The paradox of productivity: More jobs, less pay?
Autor challenges the intuitive belief that as jobs become more skilled, employment in those roles should increase. In fact, he reveals, the opposite often happens. Using decades of empirical data, Autor and co-author Neil Thompson find that as jobs become more expert—through the removal of routine, low-skilled tasks—wages rise, but employment does not.
Conversely, jobs that become less expert tend to attract more workers but pay less. For instance, Uber driving saw a 240% increase in employment in the US, yet wages declined.
“It's kind of counterintuitive… that if you take away some of the expertise in a job, then employment in that job goes up.”
This trade-off suggests that while automation might expand access to some occupations, it risks diluting the value of those roles if expertise is stripped away.

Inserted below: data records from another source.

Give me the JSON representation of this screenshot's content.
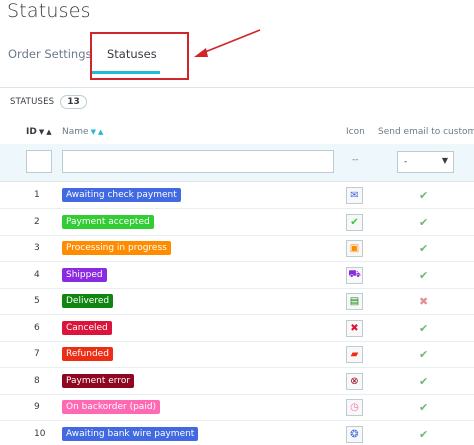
{
  "page": {
    "title": "Statuses"
  },
  "tabs": [
    {
      "label": "Order Settings"
    },
    {
      "label": "Statuses"
    }
  ],
  "panel": {
    "label": "STATUSES",
    "count": "13"
  },
  "columns": {
    "id": "ID",
    "name": "Name",
    "icon": "Icon",
    "email": "Send email to customer"
  },
  "filters": {
    "icon_placeholder": "--",
    "email_select": "-"
  },
  "colors": {
    "accent": "#25b9d7",
    "highlight_box": "#d0252b"
  },
  "rows": [
    {
      "id": "1",
      "name": "Awaiting check payment",
      "color": "#4169e1",
      "icon": "envelope-icon",
      "glyph": "✉",
      "email": "✔"
    },
    {
      "id": "2",
      "name": "Payment accepted",
      "color": "#32cd32",
      "icon": "check-icon",
      "glyph": "✔",
      "email": "✔"
    },
    {
      "id": "3",
      "name": "Processing in progress",
      "color": "#ff8c00",
      "icon": "package-icon",
      "glyph": "▣",
      "email": "✔"
    },
    {
      "id": "4",
      "name": "Shipped",
      "color": "#8a2be2",
      "icon": "truck-icon",
      "glyph": "⛟",
      "email": "✔"
    },
    {
      "id": "5",
      "name": "Delivered",
      "color": "#108510",
      "icon": "document-icon",
      "glyph": "▤",
      "email": "✖"
    },
    {
      "id": "6",
      "name": "Canceled",
      "color": "#dc143c",
      "icon": "cross-icon",
      "glyph": "✖",
      "email": "✔"
    },
    {
      "id": "7",
      "name": "Refunded",
      "color": "#ec2e15",
      "icon": "money-icon",
      "glyph": "▰",
      "email": "✔"
    },
    {
      "id": "8",
      "name": "Payment error",
      "color": "#8f0621",
      "icon": "error-icon",
      "glyph": "⊗",
      "email": "✔"
    },
    {
      "id": "9",
      "name": "On backorder (paid)",
      "color": "#ff69b4",
      "icon": "clock-icon",
      "glyph": "◷",
      "email": "✔"
    },
    {
      "id": "10",
      "name": "Awaiting bank wire payment",
      "color": "#4169e1",
      "icon": "coins-icon",
      "glyph": "❂",
      "email": "✔"
    }
  ]
}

AI design as a political and institutional choice
Throughout the episode, Autor stresses that the impacts of AI are not deterministic. “How AI design is designed is a choice”, he says. The structure of our institutions—professional guilds, licensing bodies, firms, and education systems—will determine who benefits.

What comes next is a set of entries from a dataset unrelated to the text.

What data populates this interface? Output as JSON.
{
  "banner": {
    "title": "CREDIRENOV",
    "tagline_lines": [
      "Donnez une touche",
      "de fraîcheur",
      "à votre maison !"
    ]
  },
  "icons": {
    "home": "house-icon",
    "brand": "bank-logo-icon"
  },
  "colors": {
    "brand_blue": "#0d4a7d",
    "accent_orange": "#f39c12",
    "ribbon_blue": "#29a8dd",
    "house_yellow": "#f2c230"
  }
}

He highlights how restrictive institutions protect elite professions. In the US, for example, the American Medical Association has resisted expanding the role of nurse practitioners for decades. Autor argues that empowering more people to do expert work with the aid of AI is not only possible, but necessary for broadening access to economic opportunity.
“The good scenario, if we use AI well, would be to enable more people who are not the educated elites… to do more valuable, expert, judgmental work.”

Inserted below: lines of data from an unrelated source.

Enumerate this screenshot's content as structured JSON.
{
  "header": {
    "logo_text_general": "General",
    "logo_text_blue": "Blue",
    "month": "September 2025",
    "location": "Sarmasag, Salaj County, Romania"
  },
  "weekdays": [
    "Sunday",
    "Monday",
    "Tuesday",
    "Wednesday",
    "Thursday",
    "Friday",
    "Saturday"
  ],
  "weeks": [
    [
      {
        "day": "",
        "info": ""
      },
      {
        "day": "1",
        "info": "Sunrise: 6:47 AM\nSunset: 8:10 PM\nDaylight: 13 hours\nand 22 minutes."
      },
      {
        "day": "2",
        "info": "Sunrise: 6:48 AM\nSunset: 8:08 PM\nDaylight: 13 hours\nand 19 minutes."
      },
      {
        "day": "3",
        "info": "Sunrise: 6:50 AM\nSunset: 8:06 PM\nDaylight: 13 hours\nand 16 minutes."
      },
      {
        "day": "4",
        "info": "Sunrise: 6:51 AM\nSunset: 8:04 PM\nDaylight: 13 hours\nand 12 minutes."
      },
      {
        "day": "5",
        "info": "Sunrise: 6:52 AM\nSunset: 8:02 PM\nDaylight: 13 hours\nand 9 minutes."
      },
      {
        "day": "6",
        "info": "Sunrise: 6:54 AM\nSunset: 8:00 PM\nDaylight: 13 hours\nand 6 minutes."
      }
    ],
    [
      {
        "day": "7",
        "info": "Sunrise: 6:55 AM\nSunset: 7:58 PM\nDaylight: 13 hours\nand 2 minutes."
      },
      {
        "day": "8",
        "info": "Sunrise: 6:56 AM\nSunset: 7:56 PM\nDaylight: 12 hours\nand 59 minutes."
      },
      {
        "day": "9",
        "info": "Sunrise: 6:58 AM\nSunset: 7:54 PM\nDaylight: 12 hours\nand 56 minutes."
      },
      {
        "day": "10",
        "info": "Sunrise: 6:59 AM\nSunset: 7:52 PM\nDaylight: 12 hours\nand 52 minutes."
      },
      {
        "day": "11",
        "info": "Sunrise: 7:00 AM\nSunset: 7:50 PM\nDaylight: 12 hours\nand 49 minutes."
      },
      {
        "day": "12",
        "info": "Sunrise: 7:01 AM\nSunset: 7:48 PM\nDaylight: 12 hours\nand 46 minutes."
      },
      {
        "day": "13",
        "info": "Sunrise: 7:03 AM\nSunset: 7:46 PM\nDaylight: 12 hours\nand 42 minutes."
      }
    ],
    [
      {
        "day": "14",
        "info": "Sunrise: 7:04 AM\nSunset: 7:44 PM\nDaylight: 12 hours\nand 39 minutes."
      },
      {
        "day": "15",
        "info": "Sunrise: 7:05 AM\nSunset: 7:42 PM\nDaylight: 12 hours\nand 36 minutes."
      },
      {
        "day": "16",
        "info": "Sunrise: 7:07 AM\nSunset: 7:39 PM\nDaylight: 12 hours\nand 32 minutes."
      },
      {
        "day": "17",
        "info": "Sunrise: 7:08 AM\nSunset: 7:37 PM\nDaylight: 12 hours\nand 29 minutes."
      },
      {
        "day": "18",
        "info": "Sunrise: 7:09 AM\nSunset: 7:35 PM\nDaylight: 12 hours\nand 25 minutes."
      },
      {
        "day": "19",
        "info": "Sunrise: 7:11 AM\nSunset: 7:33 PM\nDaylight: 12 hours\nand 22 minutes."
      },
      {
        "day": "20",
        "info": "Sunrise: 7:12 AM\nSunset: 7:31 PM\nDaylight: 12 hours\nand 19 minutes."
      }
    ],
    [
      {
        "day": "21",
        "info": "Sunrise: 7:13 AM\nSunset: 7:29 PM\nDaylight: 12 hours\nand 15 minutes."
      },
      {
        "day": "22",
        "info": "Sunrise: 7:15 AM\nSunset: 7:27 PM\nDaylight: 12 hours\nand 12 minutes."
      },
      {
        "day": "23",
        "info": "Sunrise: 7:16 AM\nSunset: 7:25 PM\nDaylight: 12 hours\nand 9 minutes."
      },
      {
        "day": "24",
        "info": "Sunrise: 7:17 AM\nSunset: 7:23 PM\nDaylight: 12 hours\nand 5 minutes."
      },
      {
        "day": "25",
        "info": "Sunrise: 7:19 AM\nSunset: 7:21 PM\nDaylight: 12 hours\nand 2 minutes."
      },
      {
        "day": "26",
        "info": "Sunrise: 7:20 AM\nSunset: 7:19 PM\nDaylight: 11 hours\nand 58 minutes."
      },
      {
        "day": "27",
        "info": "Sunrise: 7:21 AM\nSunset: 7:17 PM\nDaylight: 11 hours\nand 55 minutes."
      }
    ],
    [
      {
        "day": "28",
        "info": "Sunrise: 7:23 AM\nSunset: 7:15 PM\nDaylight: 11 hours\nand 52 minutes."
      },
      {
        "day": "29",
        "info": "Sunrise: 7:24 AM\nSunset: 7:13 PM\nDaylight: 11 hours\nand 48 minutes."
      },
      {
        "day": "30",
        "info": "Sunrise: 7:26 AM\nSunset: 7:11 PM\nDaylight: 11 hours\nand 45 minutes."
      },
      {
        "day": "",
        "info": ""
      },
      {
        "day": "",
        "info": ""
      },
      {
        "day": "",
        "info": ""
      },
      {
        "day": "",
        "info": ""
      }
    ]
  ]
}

Rethinking occupational bundles and task reallocation
One of the episode’s most original ideas is that jobs are not single tasks, but rather ‘bundles’ of tasks. When automation removes one task, what remains can fundamentally change the nature of the job.
“You should care about what part of the bundle is being done by the machine, and what part remains for you.”
A striking example is from construction, where rebar tying—once a skilled activity—can now be done with a $2,000 tool. Workers resent this not because they dislike tools, but because it devalues a form of expertise they have mastered.
“It’s not collaborating with them, it’s competing with them.”
Time, trust, and the myth of rapid displacement
Despite the urgency around AI, Autor believes change will come more gradually than some predict. Technologies take decades to be fully adopted, even if invented today. For instance, he notes that even if autonomous vehicles were perfected tomorrow, it would take 25 years to replace the global fleet.
Furthermore, he is skeptical about the breathless optimism surrounding AI’s capabilities. Rather than a sudden employment apocalypse, he foresees a long transition where some professions transform or fade while others evolve in tandem with new tools.
Rebuilding the middle class with AI
At its most hopeful, Autor’s message is that AI could reverse four decades of job polarisation.
“A good scenario for AI is that it would lower the barriers to entry by enabling more people with the right training and judgment to do a larger set of care tasks, of legal tasks, of software tasks, of education tasks.”
This would mean breaking the monopoly of elite professions and allowing workers without university degrees to access better-paid, more meaningful jobs—aided by AI that collaborates rather than replaces.
A cautious optimism
Ultimately, Autor calls for both optimism and humility in the face of AI’s rise. He urges us to resist both utopian and dystopian visions, and instead make deliberate, institutional choices that shape how AI supports work.
“We should be optimistic and pessimistic simultaneously. We should be cognisant of the risks and the downsides, and never think that everybody benefits, but recognise there are really good things that could come.”